A Teachable Moment
Today, at noon, there were 91,700 entries posted on New Orleans five years after Katrina. Everyone from President Obama to Sandra Bullock got mentioned. But of the thousands of articles, films, blogs, newscasts I skimmed through, not one architect or designer made the media’s list of interviewees. Yet New Orleans’ land use, planning, building and rebuilding—those physical interventions that are needed to create places for people, all of the city’s people—provide an opportunity to make the built environment part of our national discussion.
There are plenty of things to talk about, if journalists and their editors decided to get out of their comfort zones, and look for new sources. For instance, one website, Suite101.com gives useful guidelines for building sustainably in a hot climate, which New Orleans knew how to do at one time, before it, like every other city and every other climate zone, cooled down its buildings and sealed them shut.

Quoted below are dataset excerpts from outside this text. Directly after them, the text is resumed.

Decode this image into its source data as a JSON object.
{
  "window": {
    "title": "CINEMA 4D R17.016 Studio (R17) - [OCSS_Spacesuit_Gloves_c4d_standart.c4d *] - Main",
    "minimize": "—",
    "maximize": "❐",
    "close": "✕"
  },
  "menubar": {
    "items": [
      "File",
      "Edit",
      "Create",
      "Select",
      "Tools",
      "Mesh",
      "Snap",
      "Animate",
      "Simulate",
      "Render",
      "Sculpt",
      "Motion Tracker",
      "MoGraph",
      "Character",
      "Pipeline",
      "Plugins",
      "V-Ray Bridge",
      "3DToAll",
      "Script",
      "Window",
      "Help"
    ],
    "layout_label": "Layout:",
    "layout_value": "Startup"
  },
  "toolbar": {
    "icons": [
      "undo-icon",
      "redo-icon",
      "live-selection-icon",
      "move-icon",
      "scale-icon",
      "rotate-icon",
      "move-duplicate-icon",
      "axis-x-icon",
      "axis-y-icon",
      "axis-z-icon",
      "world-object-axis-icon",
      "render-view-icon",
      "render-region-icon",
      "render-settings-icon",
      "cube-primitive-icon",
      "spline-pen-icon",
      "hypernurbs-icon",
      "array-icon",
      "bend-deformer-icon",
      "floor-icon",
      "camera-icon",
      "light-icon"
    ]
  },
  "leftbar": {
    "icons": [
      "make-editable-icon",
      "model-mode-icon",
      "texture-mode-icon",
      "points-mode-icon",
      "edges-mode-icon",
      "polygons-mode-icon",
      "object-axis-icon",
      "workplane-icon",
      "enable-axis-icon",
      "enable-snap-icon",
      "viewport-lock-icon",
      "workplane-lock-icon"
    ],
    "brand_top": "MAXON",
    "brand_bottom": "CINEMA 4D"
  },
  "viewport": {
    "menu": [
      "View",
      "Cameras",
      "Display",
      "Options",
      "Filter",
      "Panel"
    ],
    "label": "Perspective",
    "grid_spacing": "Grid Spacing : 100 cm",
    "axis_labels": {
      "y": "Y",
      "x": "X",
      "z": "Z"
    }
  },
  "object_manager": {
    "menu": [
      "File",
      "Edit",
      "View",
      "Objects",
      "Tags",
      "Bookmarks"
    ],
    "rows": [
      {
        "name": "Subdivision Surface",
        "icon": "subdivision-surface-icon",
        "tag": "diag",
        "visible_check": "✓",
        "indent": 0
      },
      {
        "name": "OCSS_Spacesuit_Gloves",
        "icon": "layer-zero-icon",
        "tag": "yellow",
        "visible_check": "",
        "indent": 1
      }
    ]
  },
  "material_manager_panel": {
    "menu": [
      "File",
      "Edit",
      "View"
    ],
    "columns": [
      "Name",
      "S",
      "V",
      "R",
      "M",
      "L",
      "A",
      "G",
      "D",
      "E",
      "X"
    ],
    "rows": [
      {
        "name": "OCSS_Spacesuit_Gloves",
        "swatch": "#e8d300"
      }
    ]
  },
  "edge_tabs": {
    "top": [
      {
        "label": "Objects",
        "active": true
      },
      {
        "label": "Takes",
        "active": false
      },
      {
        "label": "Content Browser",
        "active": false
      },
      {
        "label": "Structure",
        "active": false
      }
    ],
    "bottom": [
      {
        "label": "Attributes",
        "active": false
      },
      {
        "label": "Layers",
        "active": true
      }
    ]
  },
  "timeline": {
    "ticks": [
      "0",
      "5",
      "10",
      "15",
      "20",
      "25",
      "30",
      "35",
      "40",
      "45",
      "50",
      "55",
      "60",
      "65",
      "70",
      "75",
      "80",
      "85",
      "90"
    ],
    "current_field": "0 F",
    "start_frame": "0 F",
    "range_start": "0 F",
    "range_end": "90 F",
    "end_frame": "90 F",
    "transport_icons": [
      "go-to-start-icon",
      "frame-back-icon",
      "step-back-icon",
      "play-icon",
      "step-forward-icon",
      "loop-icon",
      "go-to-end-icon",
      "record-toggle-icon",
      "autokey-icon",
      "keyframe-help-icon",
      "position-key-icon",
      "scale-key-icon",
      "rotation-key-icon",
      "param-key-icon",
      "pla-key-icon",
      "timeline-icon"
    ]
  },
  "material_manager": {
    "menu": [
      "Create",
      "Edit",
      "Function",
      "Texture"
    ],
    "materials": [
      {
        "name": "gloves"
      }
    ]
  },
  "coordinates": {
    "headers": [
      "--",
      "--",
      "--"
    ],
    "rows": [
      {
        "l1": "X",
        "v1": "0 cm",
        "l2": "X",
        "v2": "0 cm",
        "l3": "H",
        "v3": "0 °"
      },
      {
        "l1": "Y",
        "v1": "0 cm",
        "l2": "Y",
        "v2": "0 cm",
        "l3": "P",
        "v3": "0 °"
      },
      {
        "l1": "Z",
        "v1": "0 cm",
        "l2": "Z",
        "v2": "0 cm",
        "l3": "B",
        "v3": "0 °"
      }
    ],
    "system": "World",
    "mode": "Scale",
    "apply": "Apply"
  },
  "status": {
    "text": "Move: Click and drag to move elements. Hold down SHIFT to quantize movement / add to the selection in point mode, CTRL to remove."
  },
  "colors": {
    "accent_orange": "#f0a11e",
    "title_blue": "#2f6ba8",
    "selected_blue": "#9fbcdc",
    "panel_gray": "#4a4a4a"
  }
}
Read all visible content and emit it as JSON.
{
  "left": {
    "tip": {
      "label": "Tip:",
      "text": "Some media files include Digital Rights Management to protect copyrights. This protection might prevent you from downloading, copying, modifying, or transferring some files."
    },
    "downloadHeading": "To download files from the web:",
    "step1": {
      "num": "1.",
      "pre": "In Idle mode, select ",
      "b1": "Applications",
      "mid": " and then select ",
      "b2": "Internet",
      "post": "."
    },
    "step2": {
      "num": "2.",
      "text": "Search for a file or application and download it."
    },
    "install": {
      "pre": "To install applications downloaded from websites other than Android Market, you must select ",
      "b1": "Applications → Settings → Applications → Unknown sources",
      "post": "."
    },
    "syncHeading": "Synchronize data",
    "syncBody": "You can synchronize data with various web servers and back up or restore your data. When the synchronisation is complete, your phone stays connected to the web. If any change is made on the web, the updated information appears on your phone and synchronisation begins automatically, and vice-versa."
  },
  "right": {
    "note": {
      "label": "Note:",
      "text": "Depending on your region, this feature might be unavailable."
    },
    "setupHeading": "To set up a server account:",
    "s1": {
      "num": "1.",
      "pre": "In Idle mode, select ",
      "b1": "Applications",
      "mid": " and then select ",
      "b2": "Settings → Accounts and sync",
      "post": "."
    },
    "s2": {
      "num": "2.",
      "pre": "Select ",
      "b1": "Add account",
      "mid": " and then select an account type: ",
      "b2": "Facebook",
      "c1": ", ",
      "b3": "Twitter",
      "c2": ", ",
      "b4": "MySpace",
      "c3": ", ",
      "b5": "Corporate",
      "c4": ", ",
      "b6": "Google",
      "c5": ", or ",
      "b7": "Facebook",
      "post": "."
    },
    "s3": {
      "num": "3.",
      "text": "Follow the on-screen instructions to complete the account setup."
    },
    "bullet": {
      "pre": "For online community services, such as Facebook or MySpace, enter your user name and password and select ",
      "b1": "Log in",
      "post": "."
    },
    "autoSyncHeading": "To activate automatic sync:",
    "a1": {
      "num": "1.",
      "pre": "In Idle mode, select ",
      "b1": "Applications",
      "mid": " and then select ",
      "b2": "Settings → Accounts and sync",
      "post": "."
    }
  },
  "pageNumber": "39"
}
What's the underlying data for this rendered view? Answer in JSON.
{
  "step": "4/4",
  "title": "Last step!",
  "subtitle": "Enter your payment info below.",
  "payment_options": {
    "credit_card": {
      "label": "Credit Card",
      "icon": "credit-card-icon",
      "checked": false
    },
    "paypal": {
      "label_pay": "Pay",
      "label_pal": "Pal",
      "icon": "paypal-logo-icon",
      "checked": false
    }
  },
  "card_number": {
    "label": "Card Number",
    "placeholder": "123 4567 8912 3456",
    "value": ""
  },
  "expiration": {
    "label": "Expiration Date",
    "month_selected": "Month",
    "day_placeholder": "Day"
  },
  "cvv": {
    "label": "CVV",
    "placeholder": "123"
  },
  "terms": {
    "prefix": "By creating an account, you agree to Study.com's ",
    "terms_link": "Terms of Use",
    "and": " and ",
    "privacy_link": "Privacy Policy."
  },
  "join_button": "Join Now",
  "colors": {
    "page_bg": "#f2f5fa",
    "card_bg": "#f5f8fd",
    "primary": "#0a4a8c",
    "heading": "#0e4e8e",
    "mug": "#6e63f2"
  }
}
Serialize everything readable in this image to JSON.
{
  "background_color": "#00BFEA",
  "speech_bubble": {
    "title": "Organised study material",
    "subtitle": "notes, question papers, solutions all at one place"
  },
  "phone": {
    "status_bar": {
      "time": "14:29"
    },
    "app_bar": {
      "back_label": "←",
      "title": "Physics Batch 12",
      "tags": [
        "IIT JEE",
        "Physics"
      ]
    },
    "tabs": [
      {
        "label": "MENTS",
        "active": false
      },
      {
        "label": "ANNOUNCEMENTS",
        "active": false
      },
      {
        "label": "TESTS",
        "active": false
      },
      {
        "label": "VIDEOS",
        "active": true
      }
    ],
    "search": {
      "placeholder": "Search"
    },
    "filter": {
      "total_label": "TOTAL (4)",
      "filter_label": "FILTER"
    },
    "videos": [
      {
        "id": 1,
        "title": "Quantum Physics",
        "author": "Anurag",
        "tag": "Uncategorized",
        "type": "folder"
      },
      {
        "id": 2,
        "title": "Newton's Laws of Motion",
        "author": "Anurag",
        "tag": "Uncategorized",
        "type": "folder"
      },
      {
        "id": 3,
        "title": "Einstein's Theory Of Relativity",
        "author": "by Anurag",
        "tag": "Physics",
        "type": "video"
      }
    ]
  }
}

So as TV reporters stand in front of those great vernacular houses that make such colorful backdrops, I’d like to encourage them to take a backward glance. What would they see if they looked behind them? They would notice, for instance, how lasting buildings are designed to respond to their local climates. Deep porches, shading, plantings are just a few, easy to grasp, time tested design decisions. Or, if they would take their eyes off Brad Pitt for a second, stopped talking about his newest starring role and the BradJolina empire, and looked beyond the crazy forms his Make it Right New Orleans architects built in the Lower Ninth, they would notice lots of green moves, largely missing today in our beleaguered suburbs.